We will see what the commercial offering looks like, and how many enterprises could actually take advantage of such a sophisticated environment. But it is the closest thing I have seen to a private cloud platform for delivering "Big Data as a Service," and acts, in essence, as a service bus for analytics. Informatica, IBM, Oracle, and SAP should take note.
- Linkedin is a Data Company, not a Social Media Company, Maybe Your Company Could be a Data Company: While you might guess Linkedin has enough data to chew on through its roughly 175m professional profiles, in fact they have all kinds of other data sources such as job posts, queries, searches, group activities, and third party sources. Like NYSE Euronext, Linkedin wields a long line of analytics solutions and tools, such as Teradata Aster, Oracle, Hadoop, R, Tableau , and others.
But what struck me is, just as NYSE Euronext viewed Big Data provisioning as a holistic, cross-enterprise challenge, Linkedin views Big Data as a holistic set of value-based deliverables for all aspects of the business and Linkedin users as well. The goal of the Linkedin data team is to ensure that Linkedin is data driven at all levels from executive to marketing to product to design to business ops to engineering to users like us. Their commitment to "democratize the data" underscores the idea that we should not delimit Big Data as a discrete project, but rather as an opportunity to make the entire organization, and our related external value chains, smarter. Check out data.linkedin.com for a fun peek.

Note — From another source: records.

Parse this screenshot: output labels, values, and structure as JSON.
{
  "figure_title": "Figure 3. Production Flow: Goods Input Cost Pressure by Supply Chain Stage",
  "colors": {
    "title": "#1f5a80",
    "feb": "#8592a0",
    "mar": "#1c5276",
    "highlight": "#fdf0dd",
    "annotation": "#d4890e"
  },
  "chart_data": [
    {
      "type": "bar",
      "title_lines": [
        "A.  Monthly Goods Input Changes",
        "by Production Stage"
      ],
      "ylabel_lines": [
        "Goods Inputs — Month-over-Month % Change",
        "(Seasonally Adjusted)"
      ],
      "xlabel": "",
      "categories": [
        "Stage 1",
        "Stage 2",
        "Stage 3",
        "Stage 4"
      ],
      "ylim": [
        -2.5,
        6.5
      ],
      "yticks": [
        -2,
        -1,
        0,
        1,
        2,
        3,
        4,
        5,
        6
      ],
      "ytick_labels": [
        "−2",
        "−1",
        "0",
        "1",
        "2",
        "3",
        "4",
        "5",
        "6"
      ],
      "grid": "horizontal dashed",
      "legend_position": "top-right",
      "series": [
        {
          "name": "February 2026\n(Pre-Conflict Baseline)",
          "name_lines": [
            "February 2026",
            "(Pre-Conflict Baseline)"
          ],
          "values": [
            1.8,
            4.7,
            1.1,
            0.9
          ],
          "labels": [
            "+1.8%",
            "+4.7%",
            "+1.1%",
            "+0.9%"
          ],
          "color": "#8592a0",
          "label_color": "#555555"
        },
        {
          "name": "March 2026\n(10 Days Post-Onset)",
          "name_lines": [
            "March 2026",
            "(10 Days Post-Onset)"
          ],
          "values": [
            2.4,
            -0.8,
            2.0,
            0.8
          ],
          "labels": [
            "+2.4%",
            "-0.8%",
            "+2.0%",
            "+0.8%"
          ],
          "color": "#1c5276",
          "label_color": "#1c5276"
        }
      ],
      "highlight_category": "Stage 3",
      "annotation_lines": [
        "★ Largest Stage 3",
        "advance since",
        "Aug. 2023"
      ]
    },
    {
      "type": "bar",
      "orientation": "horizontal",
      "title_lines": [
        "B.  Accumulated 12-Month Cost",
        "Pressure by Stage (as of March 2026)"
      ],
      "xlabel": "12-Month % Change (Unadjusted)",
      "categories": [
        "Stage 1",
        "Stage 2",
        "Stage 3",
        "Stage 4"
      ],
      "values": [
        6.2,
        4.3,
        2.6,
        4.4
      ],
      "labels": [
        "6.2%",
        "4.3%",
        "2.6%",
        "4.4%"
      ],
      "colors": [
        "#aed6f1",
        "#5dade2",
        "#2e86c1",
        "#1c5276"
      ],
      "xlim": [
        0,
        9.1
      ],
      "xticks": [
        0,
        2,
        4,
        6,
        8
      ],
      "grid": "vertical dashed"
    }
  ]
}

- It's the Index, Stupid! Those who have paid attention to Big Data history know that before Hadoop was Hadoop it was as a search project, born out of the brains that brought us Google and Yahoo search. The notion of search in the context of Big Data analytics remains healthy, albeit somewhat in the background relative to the rest of Hadoop hype. For example, LucidWorks, who offers cloud-based commercial wrapping around the Apache Lucene/Solr project, treats search as an essential ingredient for Big Data. Specifically, the LucidWorks Big Data platform augments the Big Data analytics/Hadoop paradigm with search, very quickly enabling analytics users to not just use search as a UI for analytics, but to index all content to enable analytics users to dig through the content for answers.
My lesson learned about the power of indexing and search in the context of analytics at the summit helped me appreciate Chiliad, who offers a different approach to empowering search for analytics, a more networked approach: They deploy intelligent peer nodes for indexing and search at the data sources, which then communicate and cooperate, resulting in a highly distributed search-based analytics solution without moving much data, cutting storage and implementation costs considerably. Chiliad's technique has served the government intelligence and healthcare sectors well for several years. The idea here is, why move distributed data for search/analytics purposes if you don't have to; shun the "shuns" - migration, replication, integration, transformation - unless you really must.
Finally, a Big Data Thanks! to The Innovation Enterprise Ltd. who put on such a concentrated, multi-faceted event in Boston. It was fun and informative, just like Big Data.